Essa forma de escrever, presente em crônicas como “O Sapo de Arubinha”, fazia consideráveis concessões à imaginação. Ficou para a história, por exemplo, o tapa dado pelo uruguaio Odbulio Varela no brasileiro Bigode na partida que decidiu o Mundial de 1950. A agressão “ardeu no rosto da multidão”, narrou Mario, uma bofetada que, entre 200 mil no Maracanã, só ele parece ter visto.
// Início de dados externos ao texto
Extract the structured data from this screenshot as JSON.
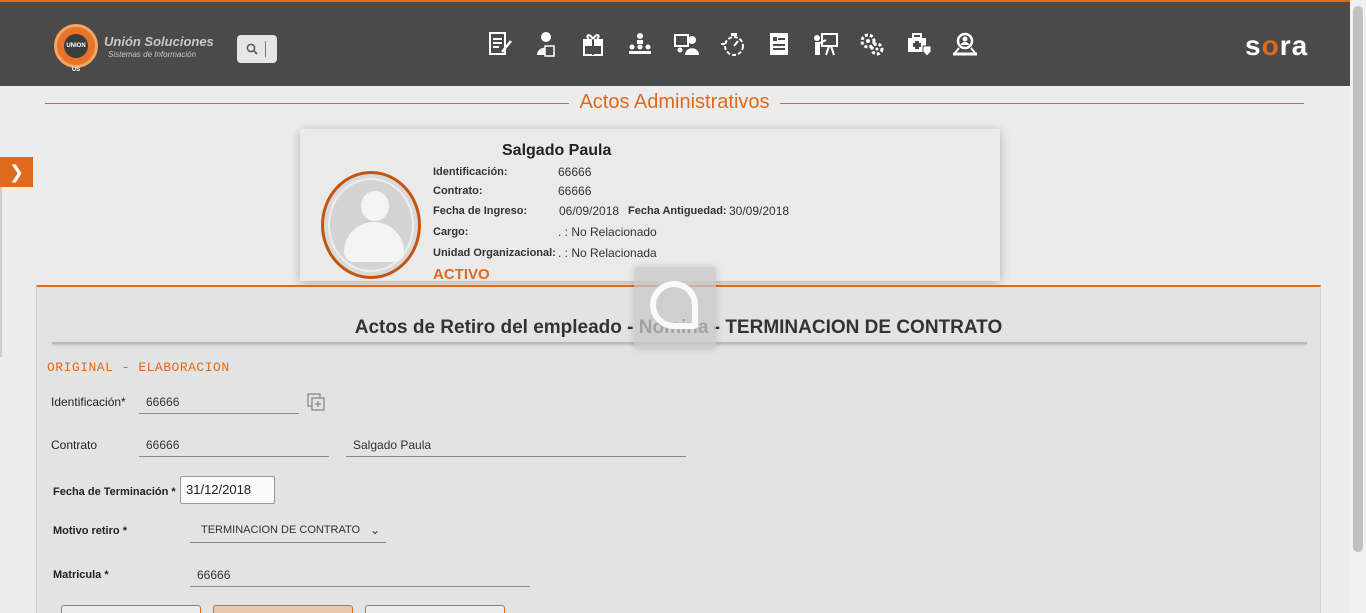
{
  "header": {
    "logo_mark": "UNION US",
    "logo_title": "Unión Soluciones",
    "logo_subtitle": "Sistemas de Información",
    "search_icon": "search-icon",
    "brand": {
      "s": "s",
      "o": "o",
      "ra": "ra"
    },
    "accent_color": "#e06a1c",
    "nav_icons": [
      "document-edit-icon",
      "person-doc-icon",
      "gift-icon",
      "org-chart-icon",
      "users-screen-icon",
      "stopwatch-icon",
      "report-list-icon",
      "presentation-icon",
      "gears-icon",
      "medical-kit-icon",
      "search-people-icon"
    ]
  },
  "section": {
    "title": "Actos Administrativos"
  },
  "sidebar_toggle": "❯",
  "employee": {
    "name": "Salgado Paula",
    "identificacion_label": "Identificación:",
    "identificacion": "66666",
    "contrato_label": "Contrato:",
    "contrato": "66666",
    "fecha_ingreso_label": "Fecha de Ingreso:",
    "fecha_ingreso": "06/09/2018",
    "fecha_antiguedad_label": "Fecha Antiguedad:",
    "fecha_antiguedad": "30/09/2018",
    "cargo_label": "Cargo:",
    "cargo": ". : No Relacionado",
    "unidad_label": "Unidad Organizacional:",
    "unidad": ". : No Relacionada",
    "estado": "ACTIVO"
  },
  "form": {
    "title": "Actos de Retiro del empleado - Nomina - TERMINACION DE CONTRATO",
    "stage": "ORIGINAL - ELABORACION",
    "identificacion_label": "Identificación*",
    "identificacion_value": "66666",
    "contrato_label": "Contrato",
    "contrato_value": "66666",
    "nombre_value": "Salgado Paula",
    "fecha_terminacion_label": "Fecha de Terminación",
    "fecha_terminacion_value": "31/12/2018",
    "motivo_label": "Motivo retiro",
    "motivo_value": "TERMINACION DE CONTRATO",
    "matricula_label": "Matricula",
    "matricula_value": "66666",
    "required_mark": "*",
    "chevron": "⌄"
  }
}
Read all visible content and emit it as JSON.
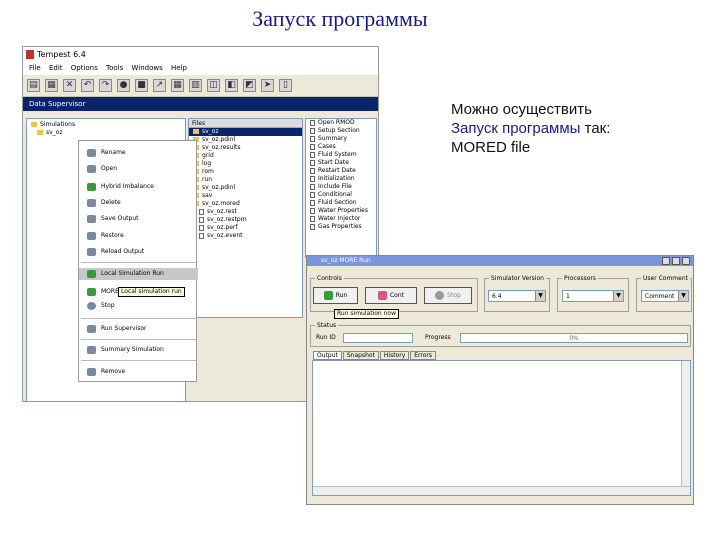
{
  "slide": {
    "title": "Запуск программы",
    "note_line1": "Можно осуществить",
    "note_line2_highlight": "Запуск программы",
    "note_line2_rest": " так:",
    "note_line3": "MORED file"
  },
  "app": {
    "title": "Tempest 6.4",
    "menu": [
      "File",
      "Edit",
      "Options",
      "Tools",
      "Windows",
      "Help"
    ],
    "subwindow_title": "Data Supervisor"
  },
  "left_pane": {
    "rows": [
      "Simulations",
      "sv_oz"
    ]
  },
  "files_pane": {
    "header": "Files",
    "rows": [
      "sv_oz",
      "sv_oz.pdinl",
      "sv_oz.results",
      "grid",
      "log",
      "rom",
      "run",
      "sv_oz.pdinl",
      "sav",
      "sv_oz.mored",
      "sv_oz.rest",
      "sv_oz.restpm",
      "sv_oz.perf",
      "sv_oz.event"
    ]
  },
  "sections_pane": {
    "rows": [
      "Open RMOD",
      "Setup Section",
      "Summary",
      "Cases",
      "Fluid System",
      "Start Date",
      "Restart Date",
      "Initialization",
      "Include File",
      "Conditional",
      "Fluid Section",
      "Water Properties",
      "Water Injector",
      "Gas Properties"
    ]
  },
  "context_menu": {
    "items": [
      "Rename",
      "Open",
      "Hybrid Imbalance",
      "Delete",
      "Save Output",
      "Restore",
      "Reload Output",
      "Local Simulation Run",
      "MORE",
      "Stop",
      "Run Supervisor",
      "Summary Simulation",
      "Remove"
    ],
    "tooltip": "Local simulation run"
  },
  "mored_window": {
    "title": "sv_oz MORE Run",
    "controls_label": "Controls",
    "run_label": "Run",
    "continue_label": "Cont",
    "stop_label": "Stop",
    "simulator_label": "Simulator Version",
    "simulator_value": "6.4",
    "processors_label": "Processors",
    "processors_value": "1",
    "user_comment_label": "User Comment",
    "user_comment_value": "Comment",
    "tooltip": "Run simulation now",
    "status_label": "Status",
    "run_id_label": "Run ID",
    "progress_label": "Progress",
    "progress_value": "0%",
    "tabs": [
      "Output",
      "Snapshot",
      "History",
      "Errors"
    ]
  }
}
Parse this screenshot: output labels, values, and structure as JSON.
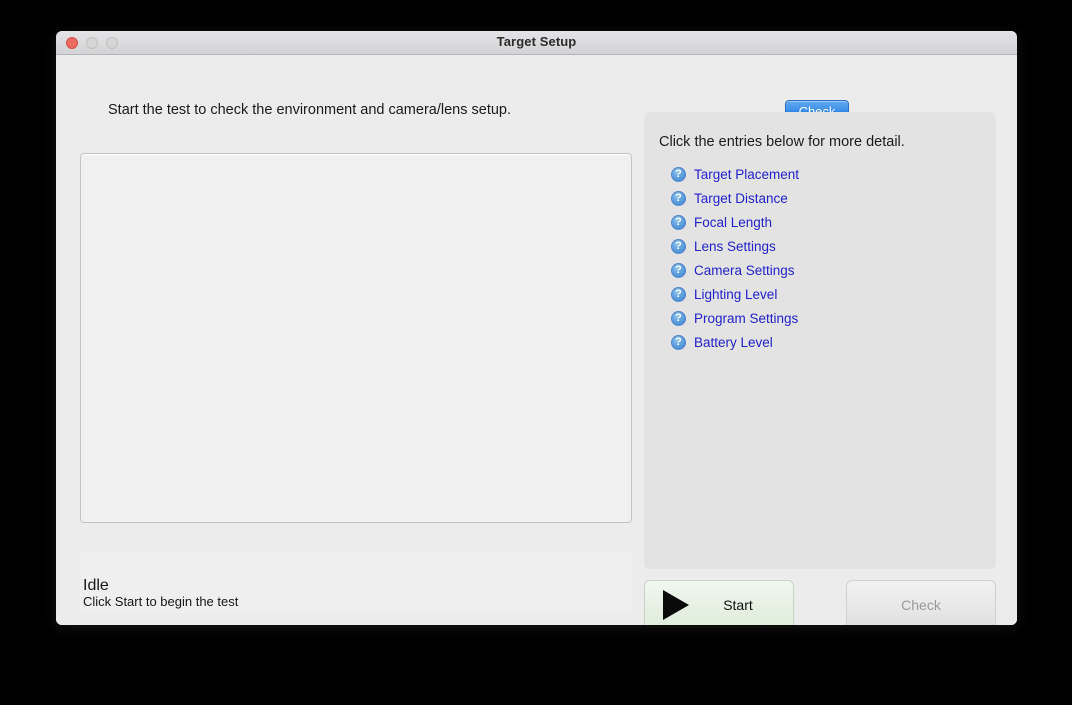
{
  "window": {
    "title": "Target Setup",
    "controls": {
      "close_label": "close",
      "minimize_label": "minimize",
      "zoom_label": "zoom"
    }
  },
  "left": {
    "instruction": "Start the test to check the environment and camera/lens setup.",
    "preview_placeholder": "",
    "status": {
      "state": "Idle",
      "hint": "Click Start to begin the test"
    }
  },
  "right": {
    "tab": {
      "label": "Check",
      "accent_color": "#3d8fe8",
      "selected": true
    },
    "hint": "Click the entries below for more detail.",
    "entries": [
      {
        "icon": "help-circle-icon",
        "label": "Target Placement"
      },
      {
        "icon": "help-circle-icon",
        "label": "Target Distance"
      },
      {
        "icon": "help-circle-icon",
        "label": "Focal Length"
      },
      {
        "icon": "help-circle-icon",
        "label": "Lens Settings"
      },
      {
        "icon": "help-circle-icon",
        "label": "Camera Settings"
      },
      {
        "icon": "help-circle-icon",
        "label": "Lighting Level"
      },
      {
        "icon": "help-circle-icon",
        "label": "Program Settings"
      },
      {
        "icon": "help-circle-icon",
        "label": "Battery Level"
      }
    ],
    "link_color": "#2222cc"
  },
  "buttons": {
    "start": {
      "label": "Start",
      "icon": "play-triangle-icon",
      "enabled": true
    },
    "check": {
      "label": "Check",
      "enabled": false
    }
  }
}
“Mario Filho foi o Homero do futebol brasileiro. Não foi o Gibbon ou o Toynbee, não foi um historiador. Se escrevesse sobre o jogo de ontem no Maracanã, dava-lhe um ar de heroico e épico, como se ele tivesse acontecido há 2.000 anos num estádio da Grécia. No que fez muito bem, porque o futebol precisa e vive desse clima de ficção e paixão irracional. No futebol, acreditamos no que queremos acreditar”, diz Castro à Folha.

Em 2021, os torcedores escolheram acreditar na visão de Mario Filho para o Maracanã, ainda que o estádio seja hoje bem diferente daquele que abrigava “operários e grã-finos”. Reconstruído para a Copa de 2014, o palco adotou a lógica excludente das arenas modernas, que transformou o torcedor em cliente e afastou o pobre do jogo.
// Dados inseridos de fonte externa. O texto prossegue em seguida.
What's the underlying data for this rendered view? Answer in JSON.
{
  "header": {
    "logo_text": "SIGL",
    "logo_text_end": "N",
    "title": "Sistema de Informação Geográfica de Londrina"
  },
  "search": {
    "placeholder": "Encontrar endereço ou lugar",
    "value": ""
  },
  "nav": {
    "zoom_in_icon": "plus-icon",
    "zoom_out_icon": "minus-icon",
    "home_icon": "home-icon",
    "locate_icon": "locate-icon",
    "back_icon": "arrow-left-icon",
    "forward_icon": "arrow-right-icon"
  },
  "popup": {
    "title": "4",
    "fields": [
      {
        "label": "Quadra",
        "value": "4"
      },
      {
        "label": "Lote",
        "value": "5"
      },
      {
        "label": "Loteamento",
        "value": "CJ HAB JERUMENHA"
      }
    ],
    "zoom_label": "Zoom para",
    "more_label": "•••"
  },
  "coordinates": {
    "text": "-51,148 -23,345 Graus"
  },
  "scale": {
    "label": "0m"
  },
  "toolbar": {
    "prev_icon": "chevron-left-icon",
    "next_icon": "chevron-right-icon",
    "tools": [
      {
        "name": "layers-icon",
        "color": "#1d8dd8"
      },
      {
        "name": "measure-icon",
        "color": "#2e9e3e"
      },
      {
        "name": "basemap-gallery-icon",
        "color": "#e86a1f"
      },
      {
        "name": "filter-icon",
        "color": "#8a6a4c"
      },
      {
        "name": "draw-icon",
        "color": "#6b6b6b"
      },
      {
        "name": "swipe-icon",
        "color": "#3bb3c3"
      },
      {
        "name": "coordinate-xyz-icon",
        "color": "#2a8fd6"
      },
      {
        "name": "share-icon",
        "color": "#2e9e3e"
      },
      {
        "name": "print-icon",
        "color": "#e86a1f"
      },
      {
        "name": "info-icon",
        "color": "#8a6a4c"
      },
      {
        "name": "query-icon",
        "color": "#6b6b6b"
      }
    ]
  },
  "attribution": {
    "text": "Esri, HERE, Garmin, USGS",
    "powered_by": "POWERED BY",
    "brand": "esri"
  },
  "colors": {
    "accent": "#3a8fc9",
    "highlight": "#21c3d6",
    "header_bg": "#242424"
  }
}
Nesse sentido, talvez até fosse coerente que o campo deixasse de carregar um nome cujos valores foram suprimidos. Mas foi justamente na reafirmação desses valores que ressurgiu Mario Filho —que andava esquecido e foi trazido à tona, de maneira torta, por um projeto de lei esmagado pela força popular.

“Quando as pessoas brigam pela preservação do nome do estádio, fica claro que existe, sim, uma adesão à memória popular da cidade”, observa Renato Coutinho, empolgado com a evocação de Fla-Flus nos quais esquerda e direita significavam apenas os lados do campo.

“O Mario Filho permanece como um símbolo da integração nacional, de consenso. Está vivo. Quando as pessoas, das mais simples àquelas com uma capacidade maior de teorização, todas associam o Mario Filho a um Maracanã inclusivo, você vê aí a importância da memória dele na sociedade brasileira”, conclui o historiador.